C’est peut-être la présence du petit fils de Chaplin, le désormais grand, James Thierrée, qui a soufflé à Doillon sa drôle de composition burlesque. Tandis qu’un air sautillant est pianoté dans la bande son, on voit s’appareiller ce couple improbable et chamailleur. Il y a donc elle, Sarah Forestier, aussi sournoise et tempétueuse qu’enfantine, avec son physique frêle et sa figure faussement angélique. Il y a lui, l’ours barbu et battu, qui peine à attraper l’anguille, avec ses lourds bras ballants et ses griffes arrondies. Cela paraît neuf ou incongru, mais pourtant, la drôlerie, la malice, alliées à l’ironie, sont depuis longtemps des composantes du cinéma de Doillon. A trop loucher sur les périphrases ou sur la surface des drames, beaucoup de détracteurs sous-estiment l’humour et le sens du jeu qui irriguent ses films. Ici, comme dans bon nombre de figures burlesques, les qualités intérieures contredisent l’apparence des enveloppes physiques. Au sein du couple qui ne déroge pas aux principes des impairs burlesques, il y a un jeu de permutations incessantes, abruptes et imprévisibles. Ici ce sont les rapports de force, qui sont toujours sur le point de se défaire ou de se renverser au moindre mouvement de coude. Sans dessus dessous et chemises retournées. Cette acrobatie investit tous les espaces, maison et jardin, comme si le terrain de jeu n’était jamais suffisant. On se cogne donc beaucoup aux angles quand on ne rigole pas de ses bosses. La maison toute entière semble se gondoler de tout ce patatrac au risque de crisser de rire. Au-delà du jeu, il y a quelque chose de très touchant à voir ces deux personnages mal assumer leur amour d’adultes, et se livrer à une régression infantile comme pour mieux dissiper leur gêne. Ça se bagarre et ça grogne comme dans la cours d’école, mais c’est pour mieux faire grandir une acceptation charnelle et amoureuse. Il y a, on l’a dit, dans ce roulé-boulé-tiré entre les pattes et les cheveux, une immaturité enfantine avec, comme pour tout les jeux de mains, le risque que cela finisse mal. A trop appuyer sur ce trait, Doillon prend le risque de confondre son public. Improbable? Outré? Parodique? Il faut goûter à la plaisanterie et à ses pirouettes contorsionnées.

enfant terrible

« Mes Séances de Lutte », sans prétendre au chef d’œuvre, reste un film d’une belle modestie, fait par un réalisateur qui n’a plus rien à prouver, mais qui se préoccupe encore de la santé de son cinéma. C’est un conte à croquer avec des pointes de cruautés d’adultes, poils et fesses crues.

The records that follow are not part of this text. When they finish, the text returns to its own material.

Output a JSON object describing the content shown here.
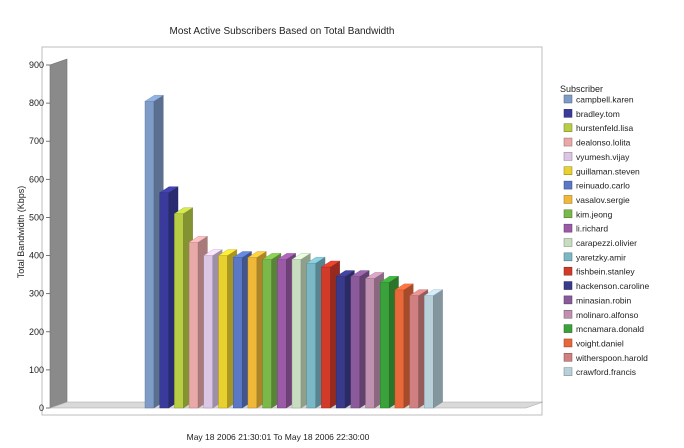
{
  "chart_data": {
    "type": "bar",
    "title": "Most Active Subscribers Based on Total Bandwidth",
    "ylabel": "Total Bandwidth (Kbps)",
    "xlabel": "May 18 2006  21:30:01  To  May 18 2006  22:30:00",
    "ylim": [
      0,
      900
    ],
    "yticks": [
      0,
      100,
      200,
      300,
      400,
      500,
      600,
      700,
      800,
      900
    ],
    "grid": false,
    "legend_title": "Subscriber",
    "legend_position": "right",
    "categories": [
      "campbell.karen",
      "bradley.tom",
      "hurstenfeld.lisa",
      "dealonso.lolita",
      "vyumesh.vijay",
      "guillaman.steven",
      "reinuado.carlo",
      "vasalov.sergie",
      "kim.jeong",
      "li.richard",
      "carapezzi.olivier",
      "yaretzky.amir",
      "fishbein.stanley",
      "hackenson.caroline",
      "minasian.robin",
      "molinaro.alfonso",
      "mcnamara.donald",
      "voight.daniel",
      "witherspoon.harold",
      "crawford.francis"
    ],
    "values": [
      805,
      565,
      510,
      435,
      400,
      400,
      395,
      395,
      390,
      390,
      390,
      380,
      370,
      345,
      345,
      340,
      330,
      310,
      295,
      295
    ],
    "colors": [
      "#7f9cc8",
      "#3a3a9c",
      "#b8cc44",
      "#eaa9a9",
      "#dcc6e6",
      "#e8d12e",
      "#5a78c6",
      "#f0b838",
      "#7ab84a",
      "#9a5aa6",
      "#c8ddc0",
      "#7ab8c6",
      "#d23a2a",
      "#3a3a8c",
      "#8a5a9a",
      "#c090b0",
      "#3aa23a",
      "#e8683a",
      "#d08080",
      "#b8d0da"
    ]
  }
}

Pour autant, on se gardera d’embobiner les spectateurs réfractaires : si ce Doillon est neuf, il reste pleinement du Doillon, avec son lot de mots très écrits et ses flux de paroles. Ceux qui voudraient y voir exclusivement une abstraction chorégraphique, en forme de lutte plus ou moins érotique, en seront un peu pour leur frais. Dans le film, cela ne viendra qu’une fois épuisées les ressources d’un dictionnaire affectif, au terme de nombreuses joutes verbales. Des trois derniers films réalisés par le cinéaste avec « le Mariage à trois » et « Un Enfant de toi », films tous appréciables à des degrés variés, « Mes Séances de Lutte » est certainement le plus joueur et le plus inventif. Nous n’y voyons pas une radicalité aussi extrême que certains ont pu le dire mais plutôt une évolution délectable ou les corps s’affichent de façon décomplexée dans un au-delà du mot entre bruits, souffles et cris inarticulés. Sans pouvoir dire si Doillon donnera un prolongement ou non à cette ouverture dans ses prochains films, on ne peut qu’apprécier le fait de sentir encore, littéralement, du mouvement dans l’œuvre du réalisateur. Peu en effet s’autorisent ce luxe à cet âge de leur carrière. On peut dire que Doillon a su maintenir son cinéma dans une forme d’actualité et de vivacité, sans s’épuiser à réchauffer sa propre cuisine. A ce titre, il demeure certainement l’un des réalisateurs majeurs de l’après nouvelle vague, et l’un des plus consistants dans la durée, quelles que soient les inégalités ponctuelles de son œuvre. Dans un registre très différent, on ne pense guère qu’à André Téchiné, comme alter égo de la même génération, pour pouvoir rivaliser en constance et en qualité avec lui. Entre variation et démarcation, « Mes Séances de Lutte » prouve aujourd’hui que Doillon n’est pas au bout de ses ressources et qu’il va nous en faire voir, c’est le « pire » qu’on lui souhaite, encore pour un bout de temps.